Can Deep Learning Help to Understand Speech Production Mechanisms?

Abstract:

Deep Learning has become inescapable in all fields of research. It leads to unprecedented levels of prediction but is often associated with a loss in understanding the considered phenomenon. This study aims on the contrary at taking advantage of the performance of Deep Learning to increase knowledge in speech production. The study explores more specifically the potential of Deep Learning as an original method to help at determining the cross-speaker vowel-specific articulatory invariants, i.e. the stable articulatory features in the production of vowels. 228 midsagittal MRI data of 41 speakers articulating 6 vowels have been considered, for which manually traced vocal tract contours are available and aligned in a common reference coordinate system.
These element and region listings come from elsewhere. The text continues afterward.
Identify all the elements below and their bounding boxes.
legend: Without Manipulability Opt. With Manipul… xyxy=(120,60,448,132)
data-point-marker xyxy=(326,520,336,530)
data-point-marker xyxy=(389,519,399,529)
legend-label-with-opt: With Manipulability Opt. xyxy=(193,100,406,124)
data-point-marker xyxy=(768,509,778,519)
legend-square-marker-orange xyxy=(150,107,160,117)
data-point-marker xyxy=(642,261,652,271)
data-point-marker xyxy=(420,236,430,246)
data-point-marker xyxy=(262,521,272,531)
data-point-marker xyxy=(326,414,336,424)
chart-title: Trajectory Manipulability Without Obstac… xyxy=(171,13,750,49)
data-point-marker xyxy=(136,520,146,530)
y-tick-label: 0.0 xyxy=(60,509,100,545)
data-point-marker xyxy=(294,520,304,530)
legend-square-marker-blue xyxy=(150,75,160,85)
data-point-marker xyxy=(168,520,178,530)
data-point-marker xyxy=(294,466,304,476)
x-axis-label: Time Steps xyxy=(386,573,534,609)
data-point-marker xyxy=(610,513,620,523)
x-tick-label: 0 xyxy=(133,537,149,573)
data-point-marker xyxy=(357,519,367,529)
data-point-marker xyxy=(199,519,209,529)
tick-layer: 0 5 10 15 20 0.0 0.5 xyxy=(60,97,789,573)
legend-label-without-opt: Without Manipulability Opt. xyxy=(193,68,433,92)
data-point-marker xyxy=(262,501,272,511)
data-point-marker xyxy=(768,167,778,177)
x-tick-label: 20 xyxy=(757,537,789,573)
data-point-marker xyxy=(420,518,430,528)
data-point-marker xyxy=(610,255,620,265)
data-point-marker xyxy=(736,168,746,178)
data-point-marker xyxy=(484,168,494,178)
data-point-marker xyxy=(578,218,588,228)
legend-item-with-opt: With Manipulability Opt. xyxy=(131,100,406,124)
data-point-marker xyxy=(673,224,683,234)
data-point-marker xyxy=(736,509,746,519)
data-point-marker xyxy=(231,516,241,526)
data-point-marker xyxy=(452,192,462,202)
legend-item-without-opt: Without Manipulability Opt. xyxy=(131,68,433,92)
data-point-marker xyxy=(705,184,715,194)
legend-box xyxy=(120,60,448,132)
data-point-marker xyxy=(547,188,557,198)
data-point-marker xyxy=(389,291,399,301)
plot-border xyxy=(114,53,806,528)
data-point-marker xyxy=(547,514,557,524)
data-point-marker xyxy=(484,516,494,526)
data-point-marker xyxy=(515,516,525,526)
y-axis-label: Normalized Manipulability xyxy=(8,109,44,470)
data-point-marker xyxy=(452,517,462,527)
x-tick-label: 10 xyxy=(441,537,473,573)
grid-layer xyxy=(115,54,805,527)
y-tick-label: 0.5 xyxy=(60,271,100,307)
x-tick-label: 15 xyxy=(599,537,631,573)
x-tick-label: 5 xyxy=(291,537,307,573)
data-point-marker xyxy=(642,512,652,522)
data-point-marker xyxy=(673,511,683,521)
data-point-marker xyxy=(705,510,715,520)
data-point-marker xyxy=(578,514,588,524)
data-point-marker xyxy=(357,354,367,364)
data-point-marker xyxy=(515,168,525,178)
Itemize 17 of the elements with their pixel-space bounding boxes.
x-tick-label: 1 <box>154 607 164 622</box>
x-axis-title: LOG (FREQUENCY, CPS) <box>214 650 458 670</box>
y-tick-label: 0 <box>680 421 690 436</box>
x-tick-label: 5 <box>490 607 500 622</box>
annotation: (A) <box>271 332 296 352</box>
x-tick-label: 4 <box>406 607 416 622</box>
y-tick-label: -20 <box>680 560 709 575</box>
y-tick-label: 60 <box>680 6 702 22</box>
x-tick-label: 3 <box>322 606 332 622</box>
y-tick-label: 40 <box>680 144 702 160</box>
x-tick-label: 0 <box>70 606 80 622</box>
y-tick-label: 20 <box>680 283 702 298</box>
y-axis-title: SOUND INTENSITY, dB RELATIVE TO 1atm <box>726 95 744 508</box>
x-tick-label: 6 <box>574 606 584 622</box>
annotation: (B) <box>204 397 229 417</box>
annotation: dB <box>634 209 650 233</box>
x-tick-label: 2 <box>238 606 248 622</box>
Convolutional Neural Networks have been trained to classify the images in terms of vowel for five increasingly challenging classification scenarios, from two to six classes, in a leave-one-speaker-out scheme, with accuracies above 99%. The Grad-CAM algorithm has been applied to all test images, resulting in heatmaps identifying the determinant vocal tract regions for a robust classification of the image. The edges of this region for each image have been aligned in the reference coordinate and averaged over all instances of a vowel for a scenario. The preliminary results show that a vowel can be robustly identified from the anterior part of the vocal tract, even if the constriction, crucial for the acoustics, is located in the posterior part. Our approach demonstrates the potential of Deep Learning as a tool to increase knowledge in speech production.


Year: 2023
In session: Speech Synthesis and Production
Pages: 181 to 188